What job functions are suitable for machine learning? Which tasks are good candidates for automation? MIT’s Erik Brynjolfsson has been exploring these questions for a number of years. Professor Brynjolfsson is the author and co-author of several books on the economic implications of AI; and his research examines the effects of information technologies on business strategy, productivity and performance, digital commerce, and intangible assets.

 

Professor Brynjolfsson was recently interviewed by the Wall Street Journal to discuss the key take-aways from the above-quoted Science article. In “To Scale AI, Rethink Business Processes: MIT’s Brynjolfsson,” Professor Brynjolfsson discusses how companies can determine which tasks are best suited to take advantage of machine learning.

 

Below are a few excerpts from “To Scale AI, Rethink Business Processes: MIT’s Brynjolfsson.”

 

What’s keeping AI from ramping up more quickly?

 

It’s not because the technology is lagging. It really has to do with the organizational side, the culture, and the co-invention of business processes that takes a lot longer. CIOs know this. Say you’re trying to implement an ERP system. You don’t just flip the switch a couple of weeks after you buy the software. It takes years. It’s the same thing with a lot of AI applications. You have to reinvent your business processes, and that process redesign is really where the time-consuming work happens.

 

It’s not just buying some AI and popping it in. It’s rethinking your processes and reorganizing your business so that you decide who has responsibilities.

 

What might that [AI integrated in a workplace] look like in practice?

 

Suppose you are in a health-care company and you have radiologists looking at medical images. Machines are now able to do that extremely well to detect cancer.

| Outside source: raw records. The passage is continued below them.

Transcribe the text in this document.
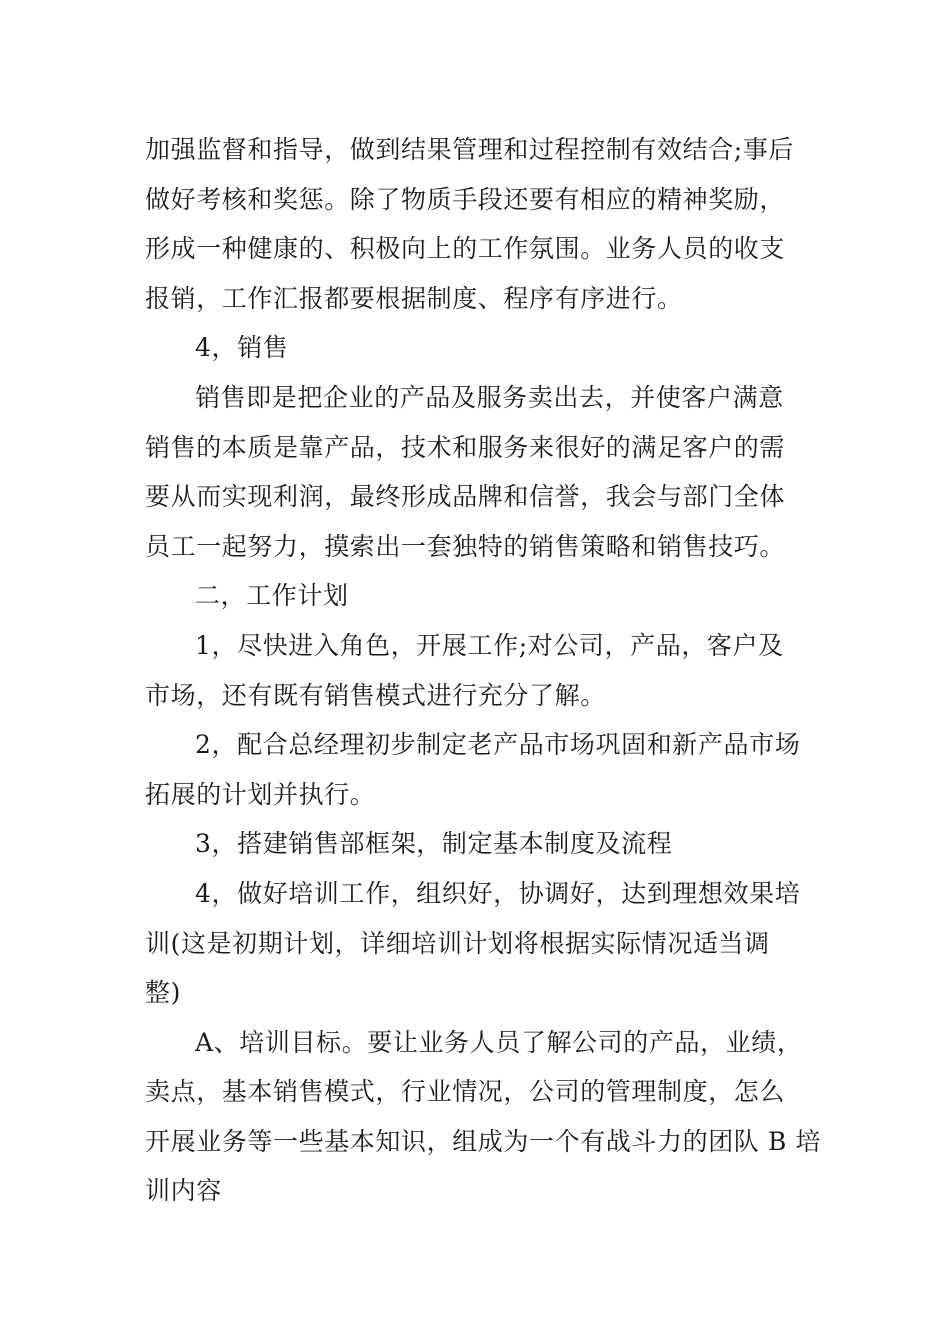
加强监督和指导，做到结果管理和过程控制有效结合;事后
做好考核和奖惩。除了物质手段还要有相应的精神奖励，
形成一种健康的、积极向上的工作氛围。业务人员的收支
报销，工作汇报都要根据制度、程序有序进行。
4，销售
销售即是把企业的产品及服务卖出去，并使客户满意
销售的本质是靠产品，技术和服务来很好的满足客户的需
要从而实现利润，最终形成品牌和信誉，我会与部门全体
员工一起努力，摸索出一套独特的销售策略和销售技巧。
二，工作计划
1，尽快进入角色，开展工作;对公司，产品，客户及
市场，还有既有销售模式进行充分了解。
2，配合总经理初步制定老产品市场巩固和新产品市场
拓展的计划并执行。
3，搭建销售部框架，制定基本制度及流程
4，做好培训工作，组织好，协调好，达到理想效果培
训(这是初期计划，详细培训计划将根据实际情况适当调
整)
A、培训目标。要让业务人员了解公司的产品，业绩，
卖点，基本销售模式，行业情况，公司的管理制度，怎么
开展业务等一些基本知识，组成为一个有战斗力的团队 B 培
训内容
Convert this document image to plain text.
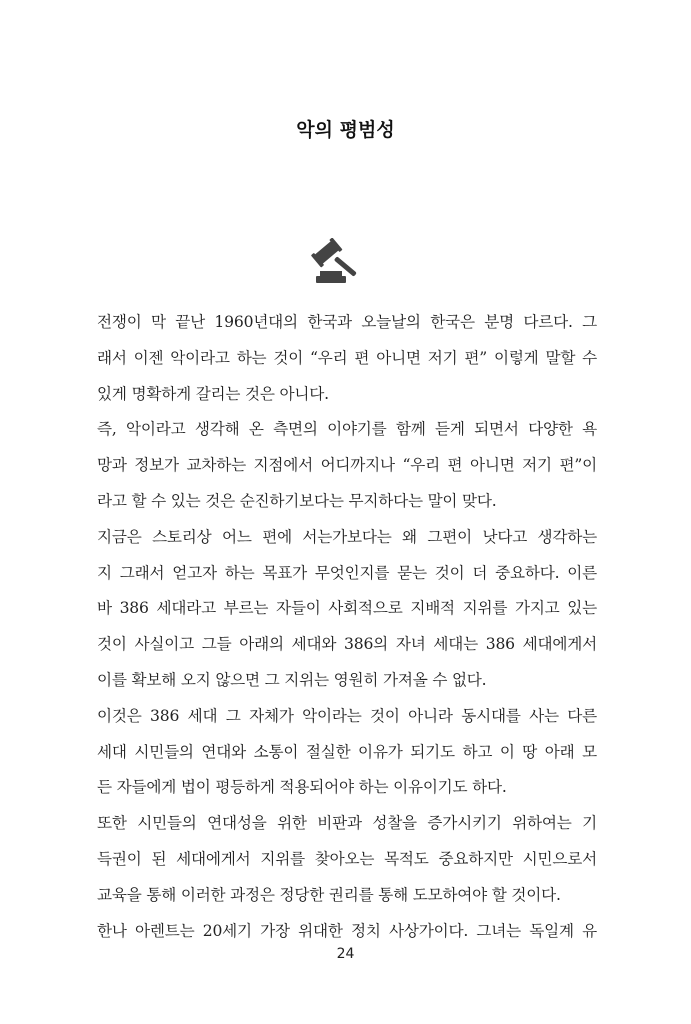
악의 평범성
전쟁이 막 끝난 1960년대의 한국과 오늘날의 한국은 분명 다르다. 그
래서 이젠 악이라고 하는 것이 “우리 편 아니면 저기 편” 이렇게 말할 수
있게 명확하게 갈리는 것은 아니다.
즉, 악이라고 생각해 온 측면의 이야기를 함께 듣게 되면서 다양한 욕
망과 정보가 교차하는 지점에서 어디까지나 “우리 편 아니면 저기 편”이
라고 할 수 있는 것은 순진하기보다는 무지하다는 말이 맞다.
지금은 스토리상 어느 편에 서는가보다는 왜 그편이 낫다고 생각하는
지 그래서 얻고자 하는 목표가 무엇인지를 묻는 것이 더 중요하다. 이른
바 386 세대라고 부르는 자들이 사회적으로 지배적 지위를 가지고 있는
것이 사실이고 그들 아래의 세대와 386의 자녀 세대는 386 세대에게서
이를 확보해 오지 않으면 그 지위는 영원히 가져올 수 없다.
이것은 386 세대 그 자체가 악이라는 것이 아니라 동시대를 사는 다른
세대 시민들의 연대와 소통이 절실한 이유가 되기도 하고 이 땅 아래 모
든 자들에게 법이 평등하게 적용되어야 하는 이유이기도 하다.
또한 시민들의 연대성을 위한 비판과 성찰을 증가시키기 위하여는 기
득권이 된 세대에게서 지위를 찾아오는 목적도 중요하지만 시민으로서
교육을 통해 이러한 과정은 정당한 권리를 통해 도모하여야 할 것이다.
한나 아렌트는 20세기 가장 위대한 정치 사상가이다. 그녀는 독일계 유
24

At the same time, the humans do a lot of other tasks. They talk to the other doctors, they look at other lab reports, they interface and communicate with patients, and recommend treatments. So all those other parts of the job still need to be done and they aren’t done by the machine learning, so you need to have a way that the machine learning part can communicate its recommendation to the human doctor, and the human doctor pulls in all the other information and communicates with the patient. It’s a re-engineering of that role.